Health Education England (HEE) have published a comprehensive list of recommendations to develop the mental health nursing workforce in a new report released this week.
The full report, entitled Commitment and Growth: Advancing Mental Health Nursing Now and for the Future, detailed eight system-wide recommendations addressing issues including career progression and encouraging nurses to remain in the profession.
The recommendations included:
- Ensuring mental health nurses are supported and developed when transitioning from student to newly registered nurse.
- Making mental health nursing more of an attractive and accessible profession, with clear career development pathways and opportunities at all levels.
- Supporting professional development so the workforce has time and access to high quality evidence-based training so they can learn and develop their practice and clinical skills wherever they are based.
- Working closely with people who have experience of using services and giving them a say in how they are delivered.
- Identifying and promoting the core skills of mental health nurses in all practice settings and in direct response to patients’ needs.
- Addressing health inequalities and improving access to services for people from all backgrounds by developing “culturally competent” practice.
- Making all mental health nursing roles representative of local populations, while valuing the strength of ethnic diversity at all career levels.
- Developing mental health nurses as clinical academics and implementation scientists in every care provider organisation in England - supporting the development of new skills with a framework for career development.
The workforce review subgroup on mental health nursing in England, chaired by Baroness Watkins of Tavistock, established three “task and finish groups” made up of mental health nurses, clinical and policy experts, and people who have lived experience of mental illness and use of services.
These three groups looked at three key areas: mental health nursing and serious mental illness; children and young people’s mental health; and improving population and public health outcomes.
Baroness Watkins of Tavistock said: “It has been a privilege to chair this review, working with service users and senior mental health nurses to examine relevant literature and data to inform recommendations for the future development of the profession.
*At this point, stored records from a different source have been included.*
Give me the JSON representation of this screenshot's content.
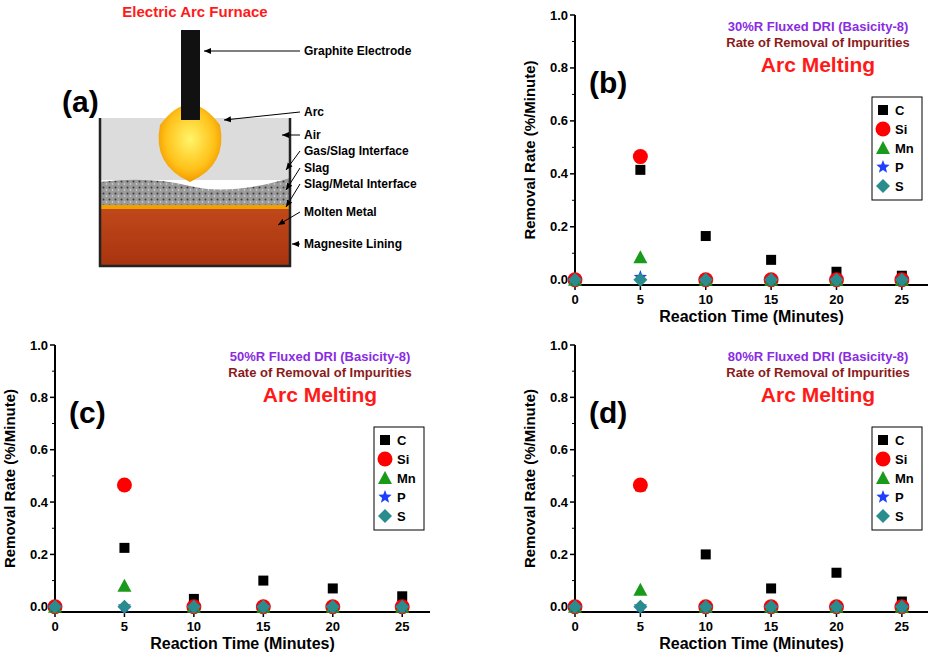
{
  "diagram": {
    "panel_label": "(a)",
    "title": "Electric Arc Furnace",
    "labels": [
      "Graphite Electrode",
      "Arc",
      "Air",
      "Gas/Slag Interface",
      "Slag",
      "Slag/Metal Interface",
      "Molten Metal",
      "Magnesite Lining"
    ]
  },
  "chart_data": [
    {
      "type": "scatter",
      "panel_label": "(b)",
      "title": "30%R Fluxed DRI (Basicity-8)",
      "subtitle": "Rate of Removal of Impurities",
      "annotation": "Arc Melting",
      "xlabel": "Reaction Time (Minutes)",
      "ylabel": "Removal Rate (%/Minute)",
      "x": [
        0,
        5,
        10,
        15,
        20,
        25
      ],
      "xlim": [
        0,
        27
      ],
      "xticks": [
        0,
        5,
        10,
        15,
        20,
        25
      ],
      "ylim": [
        -0.02,
        1.0
      ],
      "yticks": [
        {
          "value": 0,
          "label": "0.0"
        },
        {
          "value": 0.2,
          "label": "0.2"
        },
        {
          "value": 0.4,
          "label": "0.4"
        },
        {
          "value": 0.6,
          "label": "0.6"
        },
        {
          "value": 0.8,
          "label": "0.8"
        },
        {
          "value": 1.0,
          "label": "1.0"
        }
      ],
      "grid": false,
      "legend": "upper right",
      "series": [
        {
          "name": "C",
          "color": "#000000",
          "marker": "square",
          "values": [
            0,
            0.415,
            0.165,
            0.075,
            0.03,
            0.015
          ]
        },
        {
          "name": "Si",
          "color": "#ff0000",
          "marker": "circle",
          "values": [
            0,
            0.465,
            0,
            0,
            0,
            0
          ]
        },
        {
          "name": "Mn",
          "color": "#1a9a1a",
          "marker": "triangle",
          "values": [
            0,
            0.085,
            0,
            0,
            0,
            0
          ]
        },
        {
          "name": "P",
          "color": "#1f3fff",
          "marker": "star",
          "values": [
            0,
            0.01,
            0,
            0,
            0,
            0
          ]
        },
        {
          "name": "S",
          "color": "#2a8c8c",
          "marker": "diamond",
          "values": [
            0,
            0,
            0,
            0,
            0,
            0
          ]
        }
      ]
    },
    {
      "type": "scatter",
      "panel_label": "(c)",
      "title": "50%R Fluxed DRI (Basicity-8)",
      "subtitle": "Rate of Removal of Impurities",
      "annotation": "Arc Melting",
      "xlabel": "Reaction Time (Minutes)",
      "ylabel": "Removal Rate (%/Minute)",
      "x": [
        0,
        5,
        10,
        15,
        20,
        25
      ],
      "xlim": [
        0,
        27
      ],
      "xticks": [
        0,
        5,
        10,
        15,
        20,
        25
      ],
      "ylim": [
        -0.02,
        1.0
      ],
      "yticks": [
        {
          "value": 0,
          "label": "0.0"
        },
        {
          "value": 0.2,
          "label": "0.2"
        },
        {
          "value": 0.4,
          "label": "0.4"
        },
        {
          "value": 0.6,
          "label": "0.6"
        },
        {
          "value": 0.8,
          "label": "0.8"
        },
        {
          "value": 1.0,
          "label": "1.0"
        }
      ],
      "grid": false,
      "legend": "upper right",
      "series": [
        {
          "name": "C",
          "color": "#000000",
          "marker": "square",
          "values": [
            0,
            0.225,
            0.03,
            0.1,
            0.07,
            0.04
          ]
        },
        {
          "name": "Si",
          "color": "#ff0000",
          "marker": "circle",
          "values": [
            0,
            0.465,
            0,
            0,
            0,
            0
          ]
        },
        {
          "name": "Mn",
          "color": "#1a9a1a",
          "marker": "triangle",
          "values": [
            0,
            0.08,
            0,
            0,
            0,
            0
          ]
        },
        {
          "name": "P",
          "color": "#1f3fff",
          "marker": "star",
          "values": [
            0,
            0,
            0,
            0,
            0,
            0
          ]
        },
        {
          "name": "S",
          "color": "#2a8c8c",
          "marker": "diamond",
          "values": [
            0,
            0,
            0,
            0,
            0,
            0
          ]
        }
      ]
    },
    {
      "type": "scatter",
      "panel_label": "(d)",
      "title": "80%R Fluxed DRI (Basicity-8)",
      "subtitle": "Rate of Removal of Impurities",
      "annotation": "Arc Melting",
      "xlabel": "Reaction Time (Minutes)",
      "ylabel": "Removal Rate (%/Minute)",
      "x": [
        0,
        5,
        10,
        15,
        20,
        25
      ],
      "xlim": [
        0,
        27
      ],
      "xticks": [
        0,
        5,
        10,
        15,
        20,
        25
      ],
      "ylim": [
        -0.02,
        1.0
      ],
      "yticks": [
        {
          "value": 0,
          "label": "0.0"
        },
        {
          "value": 0.2,
          "label": "0.2"
        },
        {
          "value": 0.4,
          "label": "0.4"
        },
        {
          "value": 0.6,
          "label": "0.6"
        },
        {
          "value": 0.8,
          "label": "0.8"
        },
        {
          "value": 1.0,
          "label": "1.0"
        }
      ],
      "grid": false,
      "legend": "upper right",
      "series": [
        {
          "name": "C",
          "color": "#000000",
          "marker": "square",
          "values": [
            0,
            0.46,
            0.2,
            0.07,
            0.13,
            0.02
          ]
        },
        {
          "name": "Si",
          "color": "#ff0000",
          "marker": "circle",
          "values": [
            0,
            0.465,
            0,
            0,
            0,
            0
          ]
        },
        {
          "name": "Mn",
          "color": "#1a9a1a",
          "marker": "triangle",
          "values": [
            0,
            0.065,
            0,
            0,
            0,
            0
          ]
        },
        {
          "name": "P",
          "color": "#1f3fff",
          "marker": "star",
          "values": [
            0,
            0,
            0,
            0,
            0,
            0
          ]
        },
        {
          "name": "S",
          "color": "#2a8c8c",
          "marker": "diamond",
          "values": [
            0,
            0,
            0,
            0,
            0,
            0
          ]
        }
      ]
    }
  ]
}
The final recommendations clearly demonstrate what can be done to ensure that mental health nursing thrives and is sufficiently robust to provide high quality care to the populations it serves.”
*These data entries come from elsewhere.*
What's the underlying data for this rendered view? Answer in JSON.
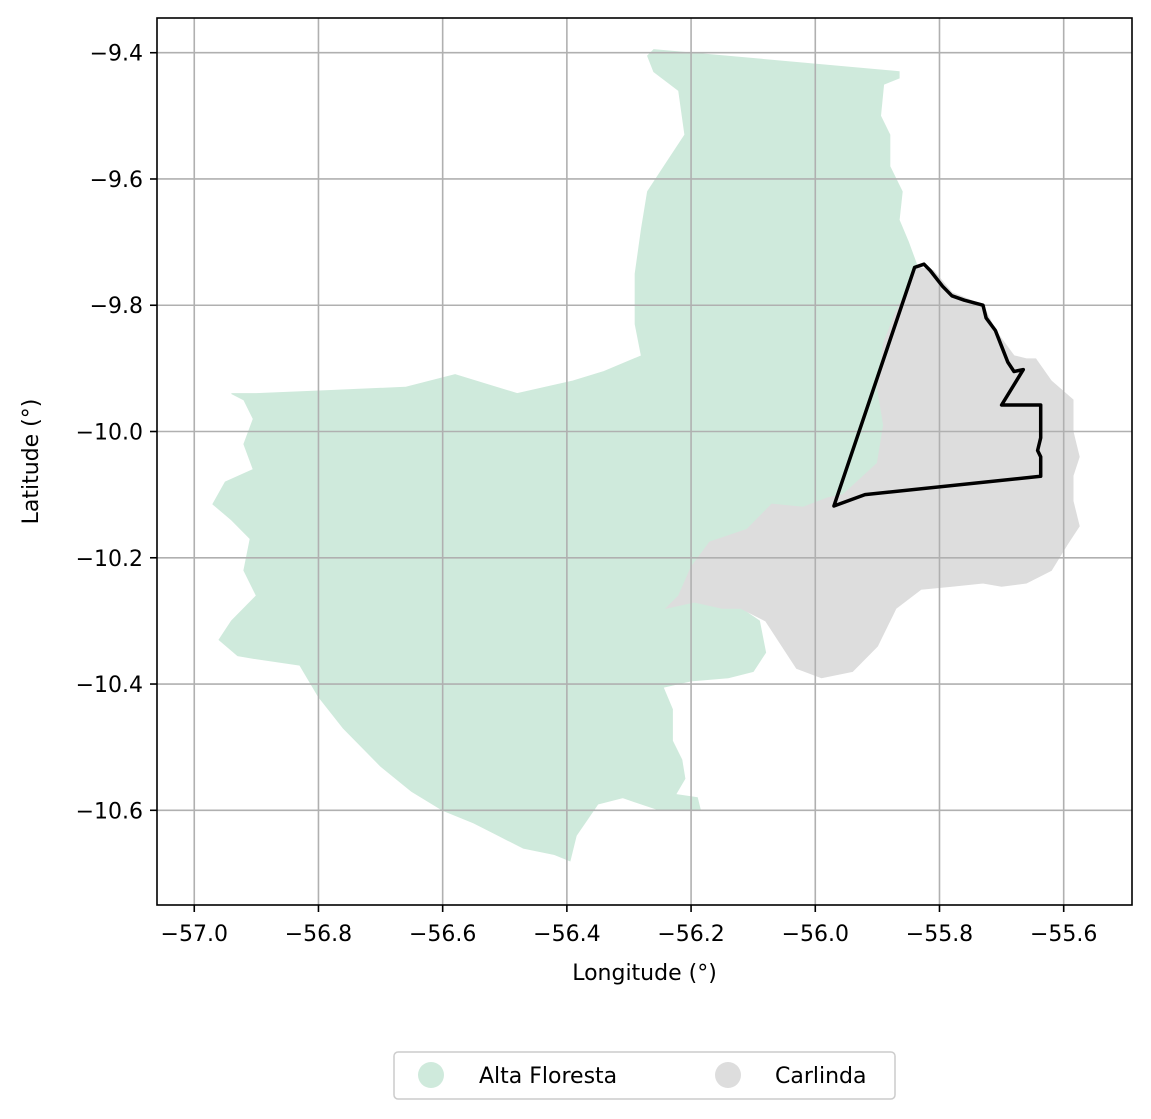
{
  "chart_data": {
    "type": "map",
    "xlabel": "Longitude (°)",
    "ylabel": "Latitude (°)",
    "xlim": [
      -57.06,
      -55.49
    ],
    "ylim": [
      -10.75,
      -9.345
    ],
    "x_ticks": [
      -57.0,
      -56.8,
      -56.6,
      -56.4,
      -56.2,
      -56.0,
      -55.8,
      -55.6
    ],
    "x_tick_labels": [
      "−57.0",
      "−56.8",
      "−56.6",
      "−56.4",
      "−56.2",
      "−56.0",
      "−55.8",
      "−55.6"
    ],
    "y_ticks": [
      -9.4,
      -9.6,
      -9.8,
      -10.0,
      -10.2,
      -10.4,
      -10.6
    ],
    "y_tick_labels": [
      "−9.4",
      "−9.6",
      "−9.8",
      "−10.0",
      "−10.2",
      "−10.4",
      "−10.6"
    ],
    "grid": true,
    "legend_position": "bottom-center",
    "regions": [
      {
        "name": "Alta Floresta",
        "color": "#cfeadc",
        "polygon": [
          [
            -56.27,
            -9.405
          ],
          [
            -56.26,
            -9.395
          ],
          [
            -55.865,
            -9.43
          ],
          [
            -55.865,
            -9.44
          ],
          [
            -55.89,
            -9.45
          ],
          [
            -55.895,
            -9.5
          ],
          [
            -55.88,
            -9.53
          ],
          [
            -55.88,
            -9.58
          ],
          [
            -55.86,
            -9.62
          ],
          [
            -55.865,
            -9.665
          ],
          [
            -55.85,
            -9.7
          ],
          [
            -55.835,
            -9.74
          ],
          [
            -55.85,
            -9.77
          ],
          [
            -55.87,
            -9.81
          ],
          [
            -55.89,
            -9.86
          ],
          [
            -55.9,
            -9.93
          ],
          [
            -55.89,
            -9.99
          ],
          [
            -55.9,
            -10.05
          ],
          [
            -55.955,
            -10.1
          ],
          [
            -55.98,
            -10.105
          ],
          [
            -56.02,
            -10.12
          ],
          [
            -56.07,
            -10.115
          ],
          [
            -56.11,
            -10.155
          ],
          [
            -56.17,
            -10.175
          ],
          [
            -56.2,
            -10.215
          ],
          [
            -56.22,
            -10.26
          ],
          [
            -56.24,
            -10.28
          ],
          [
            -56.195,
            -10.27
          ],
          [
            -56.15,
            -10.28
          ],
          [
            -56.12,
            -10.28
          ],
          [
            -56.09,
            -10.3
          ],
          [
            -56.08,
            -10.35
          ],
          [
            -56.1,
            -10.38
          ],
          [
            -56.14,
            -10.39
          ],
          [
            -56.2,
            -10.395
          ],
          [
            -56.245,
            -10.405
          ],
          [
            -56.23,
            -10.44
          ],
          [
            -56.23,
            -10.49
          ],
          [
            -56.215,
            -10.52
          ],
          [
            -56.21,
            -10.55
          ],
          [
            -56.225,
            -10.575
          ],
          [
            -56.19,
            -10.58
          ],
          [
            -56.185,
            -10.6
          ],
          [
            -56.25,
            -10.6
          ],
          [
            -56.31,
            -10.58
          ],
          [
            -56.35,
            -10.59
          ],
          [
            -56.385,
            -10.64
          ],
          [
            -56.395,
            -10.68
          ],
          [
            -56.42,
            -10.67
          ],
          [
            -56.47,
            -10.66
          ],
          [
            -56.51,
            -10.64
          ],
          [
            -56.55,
            -10.62
          ],
          [
            -56.6,
            -10.6
          ],
          [
            -56.65,
            -10.57
          ],
          [
            -56.7,
            -10.53
          ],
          [
            -56.76,
            -10.47
          ],
          [
            -56.8,
            -10.42
          ],
          [
            -56.83,
            -10.37
          ],
          [
            -56.9,
            -10.36
          ],
          [
            -56.93,
            -10.355
          ],
          [
            -56.96,
            -10.33
          ],
          [
            -56.94,
            -10.3
          ],
          [
            -56.92,
            -10.28
          ],
          [
            -56.9,
            -10.26
          ],
          [
            -56.92,
            -10.22
          ],
          [
            -56.91,
            -10.17
          ],
          [
            -56.94,
            -10.14
          ],
          [
            -56.97,
            -10.115
          ],
          [
            -56.95,
            -10.08
          ],
          [
            -56.905,
            -10.06
          ],
          [
            -56.92,
            -10.02
          ],
          [
            -56.905,
            -9.98
          ],
          [
            -56.92,
            -9.95
          ],
          [
            -56.94,
            -9.94
          ],
          [
            -56.9,
            -9.94
          ],
          [
            -56.78,
            -9.935
          ],
          [
            -56.66,
            -9.93
          ],
          [
            -56.58,
            -9.91
          ],
          [
            -56.48,
            -9.94
          ],
          [
            -56.39,
            -9.92
          ],
          [
            -56.34,
            -9.905
          ],
          [
            -56.28,
            -9.88
          ],
          [
            -56.29,
            -9.83
          ],
          [
            -56.29,
            -9.75
          ],
          [
            -56.28,
            -9.68
          ],
          [
            -56.27,
            -9.62
          ],
          [
            -56.24,
            -9.575
          ],
          [
            -56.21,
            -9.53
          ],
          [
            -56.22,
            -9.46
          ],
          [
            -56.26,
            -9.43
          ],
          [
            -56.27,
            -9.405
          ]
        ]
      },
      {
        "name": "Carlinda",
        "color": "#dddddd",
        "polygon": [
          [
            -55.835,
            -9.74
          ],
          [
            -55.81,
            -9.745
          ],
          [
            -55.78,
            -9.78
          ],
          [
            -55.73,
            -9.8
          ],
          [
            -55.71,
            -9.84
          ],
          [
            -55.68,
            -9.88
          ],
          [
            -55.66,
            -9.885
          ],
          [
            -55.645,
            -9.885
          ],
          [
            -55.62,
            -9.92
          ],
          [
            -55.585,
            -9.95
          ],
          [
            -55.585,
            -10.0
          ],
          [
            -55.575,
            -10.04
          ],
          [
            -55.585,
            -10.07
          ],
          [
            -55.585,
            -10.11
          ],
          [
            -55.575,
            -10.15
          ],
          [
            -55.595,
            -10.18
          ],
          [
            -55.62,
            -10.22
          ],
          [
            -55.66,
            -10.24
          ],
          [
            -55.7,
            -10.245
          ],
          [
            -55.73,
            -10.24
          ],
          [
            -55.78,
            -10.245
          ],
          [
            -55.83,
            -10.25
          ],
          [
            -55.87,
            -10.28
          ],
          [
            -55.9,
            -10.34
          ],
          [
            -55.94,
            -10.38
          ],
          [
            -55.99,
            -10.39
          ],
          [
            -56.03,
            -10.375
          ],
          [
            -56.06,
            -10.33
          ],
          [
            -56.08,
            -10.3
          ],
          [
            -56.12,
            -10.28
          ],
          [
            -56.15,
            -10.28
          ],
          [
            -56.195,
            -10.27
          ],
          [
            -56.24,
            -10.28
          ],
          [
            -56.22,
            -10.26
          ],
          [
            -56.2,
            -10.215
          ],
          [
            -56.17,
            -10.175
          ],
          [
            -56.11,
            -10.155
          ],
          [
            -56.07,
            -10.115
          ],
          [
            -56.02,
            -10.12
          ],
          [
            -55.98,
            -10.105
          ],
          [
            -55.955,
            -10.1
          ],
          [
            -55.9,
            -10.05
          ],
          [
            -55.89,
            -9.99
          ],
          [
            -55.9,
            -9.93
          ],
          [
            -55.89,
            -9.86
          ],
          [
            -55.87,
            -9.81
          ],
          [
            -55.85,
            -9.77
          ],
          [
            -55.835,
            -9.74
          ]
        ]
      }
    ],
    "outline": {
      "color": "#000000",
      "polygon": [
        [
          -55.97,
          -10.118
        ],
        [
          -55.84,
          -9.74
        ],
        [
          -55.825,
          -9.735
        ],
        [
          -55.815,
          -9.745
        ],
        [
          -55.795,
          -9.77
        ],
        [
          -55.78,
          -9.785
        ],
        [
          -55.76,
          -9.792
        ],
        [
          -55.73,
          -9.8
        ],
        [
          -55.725,
          -9.82
        ],
        [
          -55.71,
          -9.84
        ],
        [
          -55.7,
          -9.865
        ],
        [
          -55.69,
          -9.89
        ],
        [
          -55.68,
          -9.905
        ],
        [
          -55.665,
          -9.902
        ],
        [
          -55.7,
          -9.958
        ],
        [
          -55.637,
          -9.958
        ],
        [
          -55.637,
          -10.01
        ],
        [
          -55.642,
          -10.03
        ],
        [
          -55.637,
          -10.04
        ],
        [
          -55.637,
          -10.071
        ],
        [
          -55.92,
          -10.1
        ],
        [
          -55.97,
          -10.118
        ]
      ]
    },
    "legend": [
      {
        "label": "Alta Floresta",
        "color": "#cfeadc"
      },
      {
        "label": "Carlinda",
        "color": "#dddddd"
      }
    ]
  }
}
She added: “I thank everyone who has given their time and expertise to the production of this report. I trust that it will inform future plans and investment for mental health nursing at such a crucial time for the profession and the NHS in general, to help ensure there are sufficient numbers of well-educated mental health nurses to meet the needs of the populations we serve today and in the future.”
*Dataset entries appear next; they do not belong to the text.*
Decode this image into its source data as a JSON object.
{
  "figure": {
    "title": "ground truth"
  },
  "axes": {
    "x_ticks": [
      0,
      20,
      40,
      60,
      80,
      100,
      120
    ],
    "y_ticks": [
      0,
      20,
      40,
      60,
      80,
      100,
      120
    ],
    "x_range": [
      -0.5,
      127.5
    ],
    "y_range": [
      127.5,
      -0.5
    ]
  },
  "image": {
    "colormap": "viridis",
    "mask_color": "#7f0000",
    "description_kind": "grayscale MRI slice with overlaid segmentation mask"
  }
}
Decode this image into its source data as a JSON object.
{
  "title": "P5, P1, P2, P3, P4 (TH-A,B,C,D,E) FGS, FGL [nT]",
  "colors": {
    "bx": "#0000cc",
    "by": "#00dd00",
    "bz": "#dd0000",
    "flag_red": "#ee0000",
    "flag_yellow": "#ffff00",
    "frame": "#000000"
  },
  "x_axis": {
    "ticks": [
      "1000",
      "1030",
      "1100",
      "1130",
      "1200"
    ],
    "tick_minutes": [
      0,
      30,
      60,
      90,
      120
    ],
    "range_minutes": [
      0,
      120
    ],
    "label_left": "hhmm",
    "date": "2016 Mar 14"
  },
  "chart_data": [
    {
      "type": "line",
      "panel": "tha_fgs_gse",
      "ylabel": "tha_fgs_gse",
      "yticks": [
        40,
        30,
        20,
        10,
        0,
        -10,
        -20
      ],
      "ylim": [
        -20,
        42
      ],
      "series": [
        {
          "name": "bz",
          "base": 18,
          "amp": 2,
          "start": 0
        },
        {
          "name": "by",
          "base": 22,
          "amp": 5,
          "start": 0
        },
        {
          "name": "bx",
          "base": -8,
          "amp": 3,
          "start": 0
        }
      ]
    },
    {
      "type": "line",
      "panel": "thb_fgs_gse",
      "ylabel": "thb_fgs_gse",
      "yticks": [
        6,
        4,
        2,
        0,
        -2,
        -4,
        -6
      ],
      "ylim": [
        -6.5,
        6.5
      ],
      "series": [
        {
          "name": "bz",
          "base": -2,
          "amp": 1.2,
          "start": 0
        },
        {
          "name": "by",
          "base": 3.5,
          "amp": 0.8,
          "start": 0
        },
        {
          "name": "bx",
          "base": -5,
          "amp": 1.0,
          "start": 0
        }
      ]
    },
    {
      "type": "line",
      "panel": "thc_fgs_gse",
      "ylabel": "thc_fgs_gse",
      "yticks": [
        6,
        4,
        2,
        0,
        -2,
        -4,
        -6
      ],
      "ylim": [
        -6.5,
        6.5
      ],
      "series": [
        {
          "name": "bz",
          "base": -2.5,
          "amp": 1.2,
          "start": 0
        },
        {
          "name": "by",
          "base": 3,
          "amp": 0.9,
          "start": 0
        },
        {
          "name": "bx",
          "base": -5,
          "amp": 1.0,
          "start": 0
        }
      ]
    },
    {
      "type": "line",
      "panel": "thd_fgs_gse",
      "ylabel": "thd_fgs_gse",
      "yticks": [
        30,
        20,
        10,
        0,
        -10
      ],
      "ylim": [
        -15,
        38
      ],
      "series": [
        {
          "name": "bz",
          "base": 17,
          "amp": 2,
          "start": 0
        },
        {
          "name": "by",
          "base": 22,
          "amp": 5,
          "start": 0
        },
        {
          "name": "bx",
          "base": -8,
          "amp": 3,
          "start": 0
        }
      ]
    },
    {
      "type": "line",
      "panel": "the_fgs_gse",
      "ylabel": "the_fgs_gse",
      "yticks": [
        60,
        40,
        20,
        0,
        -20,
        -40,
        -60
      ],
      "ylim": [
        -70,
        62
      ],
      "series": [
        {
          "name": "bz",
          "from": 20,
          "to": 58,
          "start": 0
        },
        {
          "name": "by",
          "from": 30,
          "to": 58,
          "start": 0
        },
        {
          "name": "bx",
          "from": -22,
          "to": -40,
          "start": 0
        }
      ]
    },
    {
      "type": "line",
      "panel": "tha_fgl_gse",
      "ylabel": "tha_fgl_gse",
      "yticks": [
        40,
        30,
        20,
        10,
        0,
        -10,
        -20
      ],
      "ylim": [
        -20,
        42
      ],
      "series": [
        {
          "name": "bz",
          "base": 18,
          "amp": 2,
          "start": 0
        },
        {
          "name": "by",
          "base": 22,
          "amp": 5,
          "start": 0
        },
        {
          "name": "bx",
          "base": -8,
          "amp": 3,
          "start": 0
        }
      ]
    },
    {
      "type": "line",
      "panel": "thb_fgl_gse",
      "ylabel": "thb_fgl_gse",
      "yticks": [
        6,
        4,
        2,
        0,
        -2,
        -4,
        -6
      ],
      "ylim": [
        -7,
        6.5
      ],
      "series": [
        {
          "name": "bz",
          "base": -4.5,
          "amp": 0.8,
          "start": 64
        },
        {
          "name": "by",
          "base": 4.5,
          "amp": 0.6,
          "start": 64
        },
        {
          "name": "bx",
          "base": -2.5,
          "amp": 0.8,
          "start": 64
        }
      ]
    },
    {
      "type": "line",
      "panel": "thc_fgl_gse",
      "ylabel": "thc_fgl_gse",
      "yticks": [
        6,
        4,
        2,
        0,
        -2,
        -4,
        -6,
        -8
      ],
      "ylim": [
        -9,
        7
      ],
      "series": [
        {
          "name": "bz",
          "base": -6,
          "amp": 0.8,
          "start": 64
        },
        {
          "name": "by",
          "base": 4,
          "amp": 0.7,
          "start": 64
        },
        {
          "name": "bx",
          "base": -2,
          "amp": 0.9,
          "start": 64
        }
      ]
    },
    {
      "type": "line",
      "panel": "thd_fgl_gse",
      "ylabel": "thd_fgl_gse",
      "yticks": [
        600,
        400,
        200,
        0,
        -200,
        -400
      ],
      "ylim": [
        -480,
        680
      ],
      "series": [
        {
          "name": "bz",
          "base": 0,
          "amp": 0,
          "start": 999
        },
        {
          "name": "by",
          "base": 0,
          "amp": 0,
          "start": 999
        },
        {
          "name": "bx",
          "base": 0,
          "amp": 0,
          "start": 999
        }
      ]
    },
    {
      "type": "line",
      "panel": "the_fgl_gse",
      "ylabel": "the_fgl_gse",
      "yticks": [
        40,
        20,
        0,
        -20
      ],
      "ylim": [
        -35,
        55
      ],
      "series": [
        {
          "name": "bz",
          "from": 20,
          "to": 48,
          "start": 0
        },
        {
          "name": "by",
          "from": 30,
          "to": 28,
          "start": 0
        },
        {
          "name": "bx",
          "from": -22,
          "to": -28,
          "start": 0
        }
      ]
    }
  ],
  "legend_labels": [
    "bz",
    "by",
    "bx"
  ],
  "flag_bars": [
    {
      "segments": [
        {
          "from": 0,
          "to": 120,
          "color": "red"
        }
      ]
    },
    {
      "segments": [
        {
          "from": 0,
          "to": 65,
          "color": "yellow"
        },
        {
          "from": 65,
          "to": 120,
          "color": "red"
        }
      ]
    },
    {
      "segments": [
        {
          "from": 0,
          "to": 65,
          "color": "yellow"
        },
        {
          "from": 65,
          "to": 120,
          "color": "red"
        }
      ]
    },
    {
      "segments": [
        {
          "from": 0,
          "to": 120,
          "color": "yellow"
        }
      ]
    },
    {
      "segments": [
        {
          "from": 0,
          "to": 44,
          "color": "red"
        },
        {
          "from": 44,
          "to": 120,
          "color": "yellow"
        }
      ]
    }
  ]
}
Meanwhile, Professor Mark Radford, Chief Nurse at HEE, said: “Mental health nursing is a phenomenal career that offers the expertise, knowledge and skills to have a life-changing impact on individuals and our communities. For decades, this profession has been a critical part of our national health and social care system – so it is therefore vital that we look at the challenges facing our nurses and what can be done to address them.”
He concluded: “In bringing together a wide range of service users and staff in a thorough review of the nature of mental health nursing, this review has highlighted areas for improvement and development that can be taken forward by the profession and other partners.”
The review also stresses the importance of continuing to invest to grow and develop the mental health nursing workforce after it was revealed that there were over 11,000 vacancies at mental health trusts in England as of December.